Using more channels is similar to what Microsoft was experimenting with for VR goggles. Depth effects are difficult to really get right because the goggles will have to track your eye convergence and adjust the scene to make foreground and background items go in and out of focus appropriately. Because of this difficulty, Microsoft proposed having multiple transparent displays at various distances from the eye to deal with this. This is similar to more channels in multi-channel audio. It works better than not doing it. But what about objects at distances that are between screens? They're going to be blurry because they have to be partially projected on two displays at once. This is the same as the problem with sounds that are between speakers. Utlimately it's a flawed approach unless your going to make curated material that doesn't produce anything not distanced precisely at a particular screen depth, or with speakers at a particular speaker location.

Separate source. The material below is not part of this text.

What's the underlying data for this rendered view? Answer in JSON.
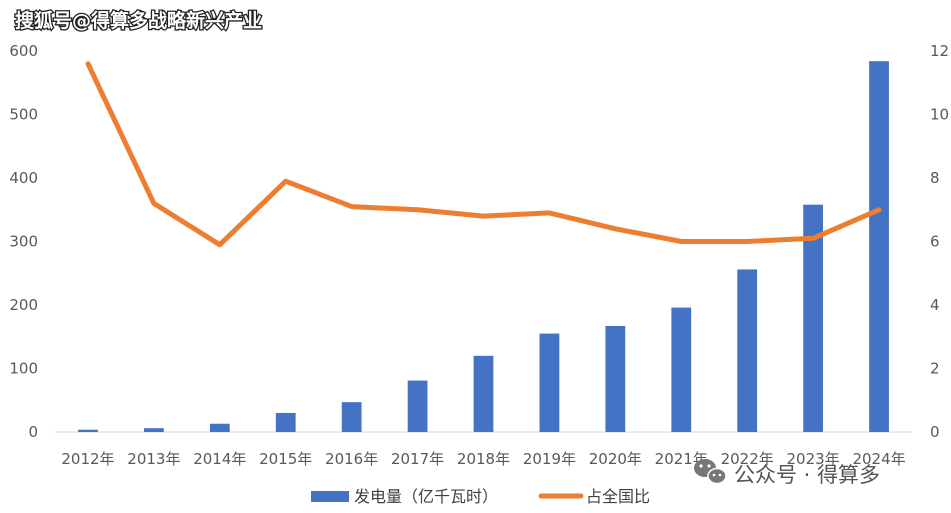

In a nutshell, I think the ultimate solution is crosstalk reduction for audio, not more channels - although more channels is better for providing lower quality imaging effects over a larger area of the room. For VR headsets it's eye tracking to calculate convergence and then adjustment of the image and mechanical lens focusing accordingly. Not easy.
One last thought - it should be possible to combine something like BAACH with multi-channel. You could have 7 speakers arrayed across the front of the room, and something like BAACH could allow phantom images between any two speakers to be free of crosstalk anomalies. It would basically require 6 times the processing power of BAACH, and might sound slightly better.